The forum works with the Ministry of Health and with the hospitals designated to receive released hostages to make sure they get sensitive and proper treatment immediately and throughout the long recovery period. 

“It’s very challenging. Our recommendation is to be professional, personal and patient,” says Levine, who advocates a multidisciplinary, holistic, step-by-step approach. 

“After all they have been through, including the many-stage experience of returning home, first of all the hospitals must provide a protected and calm environment where they can recover,” he says. 
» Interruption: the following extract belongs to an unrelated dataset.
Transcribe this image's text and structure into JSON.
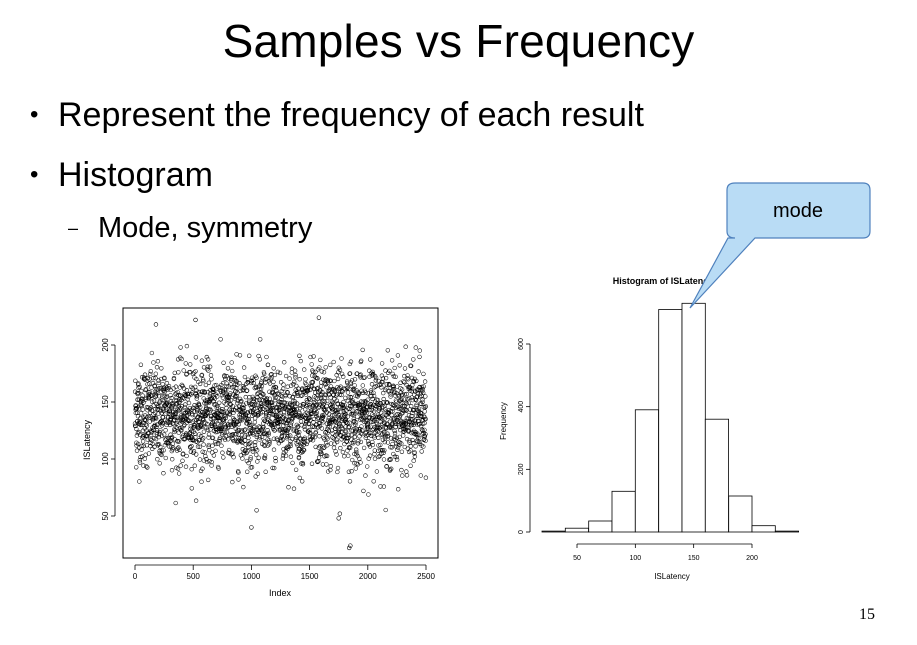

A room at Safra Children’s Hospital of Sheba Medical Center, ready for returning child hostages. Photo courtesy of Sheba Medical Center
A room at Safra Children’s Hospital of Sheba Medical Center, ready for returning child hostages. Photo courtesy of Sheba Medical Center

Providing that kind of environment begins with how best to examine the released hostages to make them feel safe.

Should children be examined only with a parent in the room? Should released family groups be examined together or separately? Should female hostages, who may have been sexually assaulted, be examined only by female healthcare professionals?

“The hostages were used by Hamas as objects and now they need to feel human again,” says Levine. 

“For some, the most important immediate need is hugging their mother. The bigger issue is for them to gain back control over their lives, and this is a process,” he explains. 

Needs of hostages and families

“We have to prioritize their needs, such as dental care, eyeglasses, hearing aids, even proper shoes because many were abducted barefoot,” says Levine.

“They may have vitamin deficiencies — especially the children and the elderly — and we know that we need to address nutrition slowly, step by step.”

An Israeli military helicopter with released Israeli hostages arrive at the Schneider Children's Medical Center in Petah Tikva, November 26, 2023. Photo by Yossi Aloni/FLASH90
An Israeli military helicopter with released Israeli hostages arrive at the Schneider Children’s Medical Center in Petah Tikva, November 26, 2023. Photo by Yossi Aloni/FLASH90

The families, too, will receive tailormade treatment, says Dotan.

“The families are in the most challenging circumstances in their lives. They waited for many weeks without knowing if their loved ones are dead or alive. Now they have to wait longer to see how they are after their release.”

For the loved ones of hostages still in Gaza, including families where the mother and children have been released but not the father, the emotional turmoil is unimaginable, Dotan says. 

With every hostage and family member treated, the forum plans an ongoing assessment to learn lessons from each one and do better for the next ones, pledges Levine.

“It is a process of taking them from darkness to light.”